Being a second generation Austinite, its hard to view the film as anything other than a work of true genius, a look into the lives of people who I think I know or remember meeting or probably ran into at a bar once. Organized as a a series of roughly 20 vignettes, following one character only for a few minutes before following another into another scene, Linklater captures the town’s slow moving, relaxed and freethinking college-town atmostphere. If you have deja vu while watching, its probably only because the film has inspired just about every stoner and college-dropout movie since. Kevin Smith frequently cites the film as the inspiration for “Clerks.”
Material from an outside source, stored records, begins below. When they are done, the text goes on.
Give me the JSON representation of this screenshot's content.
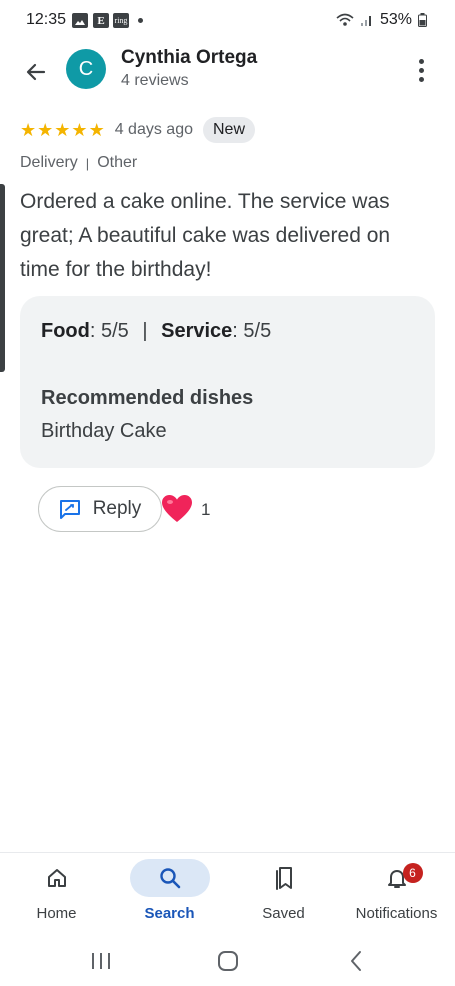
{
  "status_bar": {
    "time": "12:35",
    "icons": [
      "image-icon",
      "e-news-icon",
      "ring-app-icon",
      "dot-indicator"
    ],
    "ring_label": "ring",
    "e_label": "E",
    "battery": "53%"
  },
  "header": {
    "avatar_letter": "C",
    "avatar_color": "#0f9aa6",
    "reviewer_name": "Cynthia Ortega",
    "review_count": "4 reviews"
  },
  "review": {
    "stars": 5,
    "star_color": "#f4b400",
    "date": "4 days ago",
    "badge": "New",
    "tags": [
      "Delivery",
      "Other"
    ],
    "tag_separator": "|",
    "text": "Ordered a cake online. The service was great; A beautiful cake was delivered on time for the birthday!"
  },
  "ratings": {
    "food_label": "Food",
    "food_value": ": 5/5",
    "separator": "|",
    "service_label": "Service",
    "service_value": ": 5/5",
    "recommended_title": "Recommended dishes",
    "recommended_dish": "Birthday Cake"
  },
  "actions": {
    "reply_label": "Reply",
    "like_count": "1"
  },
  "bottom_nav": {
    "items": [
      {
        "label": "Home",
        "icon": "home-icon",
        "active": false
      },
      {
        "label": "Search",
        "icon": "search-icon",
        "active": true
      },
      {
        "label": "Saved",
        "icon": "saved-icon",
        "active": false
      },
      {
        "label": "Notifications",
        "icon": "bell-icon",
        "active": false,
        "badge": "6"
      }
    ],
    "active_color": "#1a56b8"
  },
  "system_nav": [
    "recents-icon",
    "home-circle-icon",
    "back-chevron-icon"
  ]
}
Organized plot? Not really. Like “Waking Life” and “A Scanner Darkly,” “Slacker” relies heavily on dialogue to keep itself moving. Nearly every character that the camera focuses on (including Linklater, who makes a cameo has the film’s first character) is a conspiracy theorist, anarchist, member of a band or grungy Austin local populating the fringes of the liberal Texas oasis. Everyone seems to be broke, or close to it, with nothing better to do than sit around and shoot the shit with their buddies.
Slacker captures the side of Austin that my parents insist is mostly gone: Scenes that are filmed on the University of Texas campus reveal an Austin skyline free of condo high-rises and streets free of the now horrific Austin traffic. The big technology companies haven’t yet come to town and brought with them hundreds of thousands of new residents. It is a romantic image of a hip town and everyone seems to just be “hanging out.”
Ultimately though, Linklater’s view of the young, twenty-something aged slacker is a positive one. In an interview with The Austin Chronicle – a newspaper founded by the South by Southwest Film Festival creator, and one of the stars of the film, Louis Black – Linklater stated that the characters he wanted to capture, slackers, were in fact “actually one step ahead, rejecting most of society and the social hierarchy before it rejects them.”
Linklater, who would later prove another prowess for directing big-budget Hollywood films with “School of Rock” and “Bad News Bears,” seemed to want to turn the spotlight onto the eccentric individuals that Austin is known for. In doing so, he gave a voice to slackers everywhere.